年金には、公的で必ず加入するものと、民間の保険会社と任意で契約を結ぶものがあります。
では、万が一年金受給者が亡くなった場合の受給権やそれにかかる税金はどのようになるのでしょうか?
この記事では、年金の受給権と、それにかかる税金、特に相続に関してご紹介していきたいと思います。
年金の受給権とその種類について
冒頭でもふれていますが、年金には公的なものや民間のものがあり、それぞれに種類があります。年金を受け取る権利を持っている人が亡くなって、親族が受給権を引きつぐ場合の相続税はどうなるのでしょうか?
まずは年金の種類から見ていきましょう。
日本に住む人が必ず加入する公的な年金
人が亡くなった時に遺族が受けられる年金には「遺族年金」と「確定拠出年金」などがあります。さらに国民年金や厚生年金などの受給権を持ちながらも、年金を受け取る前に受給者が亡くなられた場合には「未支給年金」として、受給できなかった年金を遺族が受け取ることができます。
公的年金の相続税について
公的年金の一つである「遺族年金」は、ご家族が亡くなられた場合に、その親族が受給できる年金です。このタイプの年金は残されたご家族の生計を助ける意味合いがありますので、相続税や所得税は課せられません。
また「確定拠出年金」については、年金を契約している方自身が資産運用を行い、将来に備えるタイプのものなので、これを親族の方が受け取る場合には、相続税がかかり所得税の対象にはなりません。
逆に国民年金や厚生年金の「未支給年金」については、相続税はかかりませんが、所得税の対象となります。
個人年金保険の相続に関して
続いて民間で契約している「個人年金保険」と相続の関係についても見ていきましょう。
まず個人年金保険の契約者が亡くなられて、被保険者が相続財産として受け取る場合、相続税の課税対象となります。

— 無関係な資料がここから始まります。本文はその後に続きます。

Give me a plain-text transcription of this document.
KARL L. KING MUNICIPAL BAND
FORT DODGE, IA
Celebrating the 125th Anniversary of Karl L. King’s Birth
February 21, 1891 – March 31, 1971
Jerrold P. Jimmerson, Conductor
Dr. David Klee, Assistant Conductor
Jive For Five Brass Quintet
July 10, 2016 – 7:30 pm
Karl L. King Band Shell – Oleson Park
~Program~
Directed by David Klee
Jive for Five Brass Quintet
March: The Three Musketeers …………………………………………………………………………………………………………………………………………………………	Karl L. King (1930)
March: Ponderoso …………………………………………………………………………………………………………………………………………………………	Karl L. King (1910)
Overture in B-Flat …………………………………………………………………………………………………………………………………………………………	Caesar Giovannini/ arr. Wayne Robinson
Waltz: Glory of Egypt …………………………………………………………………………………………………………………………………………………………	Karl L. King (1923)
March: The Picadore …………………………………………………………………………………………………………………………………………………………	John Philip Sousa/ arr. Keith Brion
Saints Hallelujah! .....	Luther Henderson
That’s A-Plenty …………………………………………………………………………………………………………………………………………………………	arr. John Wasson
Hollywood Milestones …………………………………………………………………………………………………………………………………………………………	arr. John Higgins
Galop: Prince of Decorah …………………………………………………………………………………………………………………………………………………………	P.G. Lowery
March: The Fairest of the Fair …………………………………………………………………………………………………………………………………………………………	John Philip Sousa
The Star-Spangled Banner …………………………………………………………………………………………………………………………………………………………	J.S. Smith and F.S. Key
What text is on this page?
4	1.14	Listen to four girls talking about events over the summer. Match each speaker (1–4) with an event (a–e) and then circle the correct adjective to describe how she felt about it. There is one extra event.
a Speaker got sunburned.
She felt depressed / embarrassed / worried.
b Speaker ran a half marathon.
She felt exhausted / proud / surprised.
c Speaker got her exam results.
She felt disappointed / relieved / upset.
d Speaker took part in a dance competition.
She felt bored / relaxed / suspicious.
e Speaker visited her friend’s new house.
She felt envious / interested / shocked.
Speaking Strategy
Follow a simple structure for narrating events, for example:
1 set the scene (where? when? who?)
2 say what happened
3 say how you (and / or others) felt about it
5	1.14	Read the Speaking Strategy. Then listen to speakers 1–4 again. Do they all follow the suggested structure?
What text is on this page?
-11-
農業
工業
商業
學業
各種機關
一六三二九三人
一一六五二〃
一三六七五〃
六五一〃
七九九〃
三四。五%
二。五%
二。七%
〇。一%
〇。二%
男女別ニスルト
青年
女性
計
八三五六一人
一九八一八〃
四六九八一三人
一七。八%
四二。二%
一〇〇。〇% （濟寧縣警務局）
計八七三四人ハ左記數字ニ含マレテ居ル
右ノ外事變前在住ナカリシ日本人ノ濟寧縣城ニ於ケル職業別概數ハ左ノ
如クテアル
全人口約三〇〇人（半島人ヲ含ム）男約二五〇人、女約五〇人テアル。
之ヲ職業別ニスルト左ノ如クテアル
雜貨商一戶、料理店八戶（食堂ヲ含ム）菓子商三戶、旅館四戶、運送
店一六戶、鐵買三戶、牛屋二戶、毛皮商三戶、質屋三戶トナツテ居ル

また被保険者が亡くなられて、相続を受ける方が代わって保険金を受け取る場合は、保険の契約者から相続を受ける方へ「贈与される」とみなされ、贈与税が課税される対象となります。
民間の年金に対しての評価について
公的年金や民間の個人年金保険の受給権を引き継ぐ場合は、その評価によって「相続税」や「贈与税」「所得税」の課税対象となるケースがあります。
民間の個人年金保険や企業年金などの評価については、解約時に発生する「解約返戻金相当額」が基準となります。
さらに生命保険金受取りの場合、保険の契約にかかわる保険者や被保険者が相続に関わっている場合、相続税に対して控除の制度が適用されます。